7. Conclusion & Reflections
-
Conclusion Summary: "Multi-Interest Recommendation: A Survey" provides a much-needed, structured overview of a rapidly growing and critical subfield of recommender systems. It successfully demystifies the area by establishing a clear taxonomy, detailing the core technical components, summarizing key applications, and outlining future challenges. Its focus on the "why," "what," and "how" makes it an excellent starting point for anyone looking to enter the field.
-
Personal Insights & Critique:
- Strength: The paper's greatest strength is its clear and systematic organization. The breakdown into "Extractor," "Aggregator," and "Regularization" provides a powerful mental model for understanding and comparing different multi-interest approaches.

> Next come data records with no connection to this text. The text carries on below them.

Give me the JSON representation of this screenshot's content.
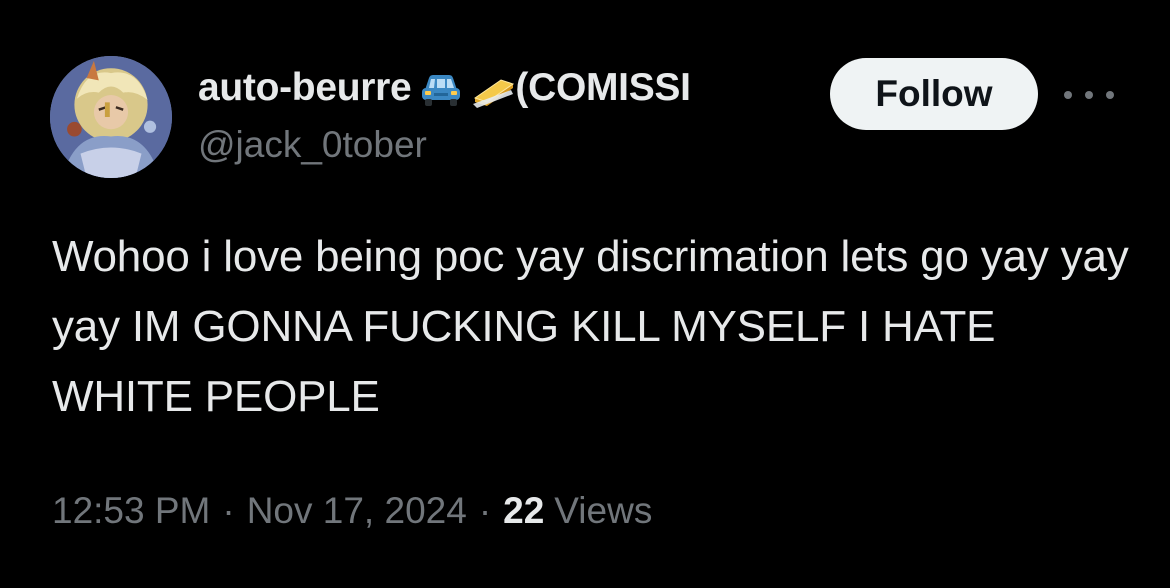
{
  "author": {
    "display_name": "auto-beurre",
    "name_suffix": "(COMISSI",
    "name_emojis": [
      "car-emoji",
      "butter-emoji"
    ],
    "handle": "@jack_0tober",
    "avatar": "anime-character-avatar"
  },
  "actions": {
    "follow_label": "Follow",
    "more_icon": "ellipsis-icon"
  },
  "tweet": {
    "text": "Wohoo i love being poc yay discrimation lets go yay yay yay IM GONNA FUCKING KILL MYSELF I HATE WHITE PEOPLE"
  },
  "meta": {
    "time": "12:53 PM",
    "separator": "·",
    "date": "Nov 17, 2024",
    "views_count": "22",
    "views_label": "Views"
  },
  "colors": {
    "background": "#000000",
    "text_primary": "#e7e9ea",
    "text_secondary": "#71767b",
    "follow_bg": "#eff3f4",
    "follow_text": "#0f1419"
  }
}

The inclusion of application scenarios and public datasets is also highly practical.
- Clarity: The explanations are generally clear and well-supported by diagrams and formulas, making complex topics accessible to readers with a basic understanding of recommender systems.
- Limitation/Opportunity: While the survey is comprehensive, the field is evolving at an explosive pace, particularly with the advent of LLMs. The section on "Frontier Methodology" could be expanded. Future work could explore in more detail how pre-trained LLMs can serve as universal interest extractors, potentially revolutionizing the field in ways that go beyond the current GNN/attention-based paradigms.
- Overall Impact: This survey is a timely and valuable contribution. It successfully consolidates a fragmented body of work into a coherent narrative, establishing a common language and framework that will undoubtedly guide and accelerate future research in multi-interest recommendation.